Des académiciens marocains et étrangers ont débattu, mercredi à Rabat, des entraves limitant l’efficacité de la fonction d’évaluation des lois par les institutions législatives et les moyens de son amélioration.
Intervenant dans le cadre du “Séminaire sur l’évaluation des lois par l’Institution parlementaire”, organisé, deux jours durant, par le Parlement marocain, l’Assemblée parlementaire du Conseil de l’Europe (APCE) et la Commission européenne pour la démocratie par le droit (Commission de Venise), les participants ont présenté des expériences nationales et internationales en matière d’évaluation des lois, tout en proposant des recommandations à même de surmonter ces difficultés.

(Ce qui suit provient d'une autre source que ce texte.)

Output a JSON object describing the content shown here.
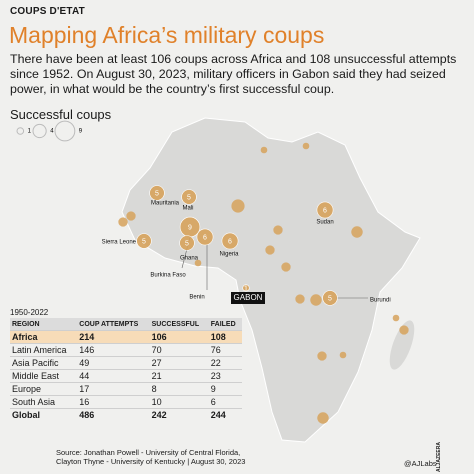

Ainsi, Aziz Saidi, professeur de droit public à l’Université Sidi Mohammed ben Abdellah de Fès, a souligné que dans la pratique, la prérogative d’évaluation des lois par le parlement ne s’effectue pas de la manière escomptée sur le plan théorique, eu égard à plusieurs considérations d’ordre juridique mais aussi politique intrinsèque à la sphère parlementaire, citant deux problématiques fondamentales, en l’occurrence la non promulgation de textes réglementaires d’une loi et l’insuffisance des mécanismes d’évaluation parlementaire.
M. Saidi a pointé le retard accusé dans la mise en oeuvre de certaines lois, dont la loi organique relative à l’exception d’inconstitutionnalité, la loi relative aux droits d’auteur et droits voisins et la loi relative à l’Autorité de la parité et de lutte contre toutes les formes de discrimination, notant que le retard dans la mise en œuvre de certaines lois s’explique par l’incapacité de produire les textes réglementaires y afférents dans les délais impartis, ainsi que par le fait que le Parlement n’a pas les moyens d’obliger le gouvernement à mettre en œuvre une loi spécifique.
A cet effet, l’universitaire a appelé à créer une commission spéciale au parlement pour suivre la mise en œuvre des lois et à fixer des dates précises pour la promulgation des textes réglementaires des lois, outre l’introduction dans ces lois de dispositions relatives à l’évaluation, le renforcement de la coopération entre les acteurs dans le domaine de la législation, tout en permettant au parlement de participer à l’élaboration des textes réglementaires.
Il a également plaidé pour renforcement des mécanismes consultatifs à travers l’implication des institutions de gouvernance telles que la Cour des Comptes et le Conseil Economique, Social et Environnemental afin de bénéficier de leurs expériences.
Pour sa part, Karine Gilberg, Professeur de droit à l’Université de Nanterre, Catherine Gilberg, a passé en revue l’expérience de la France en matière d’évaluation des lois et son impact sur la production et l’efficacité des textes législatifs, soulignant que durant la période entre 2008 et 2020, plus de 600 lois ont été adoptées, dont 105 ont fait l’objet d’une post-évaluation par le parlement (282 opérations d’évaluation).
Cette action a donné lieu à des recommandations concernant 74 lois, dont 45 ont été amendées, a ajouté Mme Gillberg qui fait état, néanmoins, de plusieurs obstacles dans le système français, pouvant entraver la réalisation de la fonction d’évaluation parlementaire.
Elle a souligné, à cet égard, la nécessité d’unifier les processus d’évaluation qui sont menés en France par de nombreuses institutions et selon différentes méthodologies (gouvernement, parlement, autorité d’audit, Inspections Générales des ministères etc.), sans compter la présence d’un certain nombre de dispositions d’évaluation dans les textes législatifs.
Ce séminaire vise à mettre en lumière des sujets vitaux pour l’élaboration d’une législation de qualité et à renforcer les capacités des parlementaires, des fonctionnaires des Chambres des représentants et des conseillers dans le domaine de l’évaluation des lois.
Il est organisé dans le cadre des programmes “Appui au mécanisme national de prévention contre la torture (NPM)” et ”renforcement du rôle du Parlement dans la consolidation de la démocratie au Maroc 2020-2024”, financés par l’Union européenne et mis en œuvre par le Conseil de l’Europe, avec le soutien du programme ”Protéger les droits de l’homme, l’État de droit et la démocratie par des normes partagées dans le sud de la Méditerranée” (Programme Sud V).